Avec son premier film, Y aura-t-il de la neige à Noël ? (1996), Sandrine Veysset avait assez miraculeusement réussi cet exercice difficile. L'artifice de la composition dramatique et la vérité des corps, des gestes et des mouvements trouvaient ce point d'intersection instable et troublant. Devant ses deux réalisations suivantes, Victor... pendant qu'il est trop tard (1998) et, à présent, Martha... Martha, on voit bien qu'elle cherche à rééditer le même exercice.

La sincérité est souvent palpable dans la description des rapports, systématiquement destructeurs, de Martha avec son mari, ses parents, sa sœur et sa fille. Cette description de la difficulté à vivre de gens qui paraissent avoir à portée de main tout ce qu'il faut pour être heureux suscite bien des échos. De même, la plupart des contributions, à commencer par le jeu des acteurs, est de grande qualité.

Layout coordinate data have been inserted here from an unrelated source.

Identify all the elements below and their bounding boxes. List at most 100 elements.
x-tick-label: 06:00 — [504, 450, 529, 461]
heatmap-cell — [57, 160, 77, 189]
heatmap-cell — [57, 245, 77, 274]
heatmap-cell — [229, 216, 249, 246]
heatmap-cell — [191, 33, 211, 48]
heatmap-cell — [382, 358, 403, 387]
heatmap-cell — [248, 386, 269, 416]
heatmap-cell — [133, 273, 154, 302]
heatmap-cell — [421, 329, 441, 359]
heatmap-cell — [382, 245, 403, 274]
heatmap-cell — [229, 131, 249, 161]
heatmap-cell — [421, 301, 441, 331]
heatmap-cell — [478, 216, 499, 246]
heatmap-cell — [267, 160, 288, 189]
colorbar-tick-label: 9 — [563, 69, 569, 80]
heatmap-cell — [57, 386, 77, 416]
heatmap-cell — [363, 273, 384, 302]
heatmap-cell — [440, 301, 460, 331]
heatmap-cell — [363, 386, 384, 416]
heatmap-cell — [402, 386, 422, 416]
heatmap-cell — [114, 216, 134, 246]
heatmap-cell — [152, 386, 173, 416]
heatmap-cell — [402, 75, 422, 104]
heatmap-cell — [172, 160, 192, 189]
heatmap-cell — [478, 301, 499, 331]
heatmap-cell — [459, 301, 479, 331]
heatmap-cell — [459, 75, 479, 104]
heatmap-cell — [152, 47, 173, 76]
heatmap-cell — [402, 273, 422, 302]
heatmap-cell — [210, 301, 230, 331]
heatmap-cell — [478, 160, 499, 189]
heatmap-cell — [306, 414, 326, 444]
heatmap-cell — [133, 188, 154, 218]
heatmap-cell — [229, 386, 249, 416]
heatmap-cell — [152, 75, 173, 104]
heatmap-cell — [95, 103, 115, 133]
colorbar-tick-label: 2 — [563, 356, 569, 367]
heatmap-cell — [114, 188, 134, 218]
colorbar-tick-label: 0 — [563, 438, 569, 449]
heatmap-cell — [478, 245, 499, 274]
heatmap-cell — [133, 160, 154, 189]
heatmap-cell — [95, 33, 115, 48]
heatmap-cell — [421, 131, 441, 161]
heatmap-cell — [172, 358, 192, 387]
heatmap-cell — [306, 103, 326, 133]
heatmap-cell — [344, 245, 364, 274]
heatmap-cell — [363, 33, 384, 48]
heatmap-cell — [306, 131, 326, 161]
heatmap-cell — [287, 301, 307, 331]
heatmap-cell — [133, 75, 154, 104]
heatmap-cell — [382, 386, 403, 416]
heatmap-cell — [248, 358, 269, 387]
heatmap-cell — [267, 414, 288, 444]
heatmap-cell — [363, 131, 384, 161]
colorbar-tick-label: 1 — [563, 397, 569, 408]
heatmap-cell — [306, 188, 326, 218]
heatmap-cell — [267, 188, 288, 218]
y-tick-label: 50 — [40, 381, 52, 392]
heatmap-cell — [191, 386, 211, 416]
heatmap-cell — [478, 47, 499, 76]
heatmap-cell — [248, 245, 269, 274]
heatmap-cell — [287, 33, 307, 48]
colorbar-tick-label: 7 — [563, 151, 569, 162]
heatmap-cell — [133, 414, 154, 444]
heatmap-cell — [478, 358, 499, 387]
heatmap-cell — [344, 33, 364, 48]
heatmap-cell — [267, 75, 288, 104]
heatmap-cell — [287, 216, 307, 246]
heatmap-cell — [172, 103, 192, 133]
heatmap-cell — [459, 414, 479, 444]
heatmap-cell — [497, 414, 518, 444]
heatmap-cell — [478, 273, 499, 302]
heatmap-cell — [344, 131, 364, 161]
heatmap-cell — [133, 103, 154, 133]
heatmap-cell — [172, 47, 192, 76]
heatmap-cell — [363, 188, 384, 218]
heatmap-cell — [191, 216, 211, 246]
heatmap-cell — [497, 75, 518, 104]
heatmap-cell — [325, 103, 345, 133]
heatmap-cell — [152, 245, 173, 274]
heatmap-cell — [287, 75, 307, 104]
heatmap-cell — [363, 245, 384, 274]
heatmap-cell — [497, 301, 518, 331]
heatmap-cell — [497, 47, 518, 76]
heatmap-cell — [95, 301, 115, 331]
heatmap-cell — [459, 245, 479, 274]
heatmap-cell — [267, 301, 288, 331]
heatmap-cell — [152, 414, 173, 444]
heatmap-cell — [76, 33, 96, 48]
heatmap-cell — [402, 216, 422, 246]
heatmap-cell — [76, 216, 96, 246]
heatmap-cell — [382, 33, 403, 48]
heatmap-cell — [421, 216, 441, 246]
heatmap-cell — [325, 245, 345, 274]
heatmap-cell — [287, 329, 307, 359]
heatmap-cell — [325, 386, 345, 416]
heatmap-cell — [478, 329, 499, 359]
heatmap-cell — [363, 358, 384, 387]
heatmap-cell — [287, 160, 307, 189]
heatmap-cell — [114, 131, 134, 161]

L'agencement cinématographique de ces ingrédients réels et de cette composition artistique ne trouve pourtant presque jamais son point d'équilibre. Il ne laisse place qu'à la perplexité attristée face à ceux qu'on voit ainsi souffrir à l'écran.

Jean-Michel Frodon 
Le Monde daté du mercredi 3 octobre 2001

 

 

Sur le plateau de l'émotion, on posera l'engagement et la justesse des acteurs, les trois, le papa, la maman et la petite fille, à part égale, et leur inscription dans un environnement à la fois misérable et beau, fait de paysages saturés d'eau et d'arbres qui semblent voués à ne plus jamais revoir le printemps.

Le Monde , T.S., le 11/5/2001

Zurban

Une tranche de vie sur une famille un peu bancale et le portrait d'une femme aussi dépressive qu'elle est énergique, où les blessures et les non dits sont décrits avec une précision étonnante, une parfaite maîtrise des émotions et portés par un trio de comédiens finement dirigés.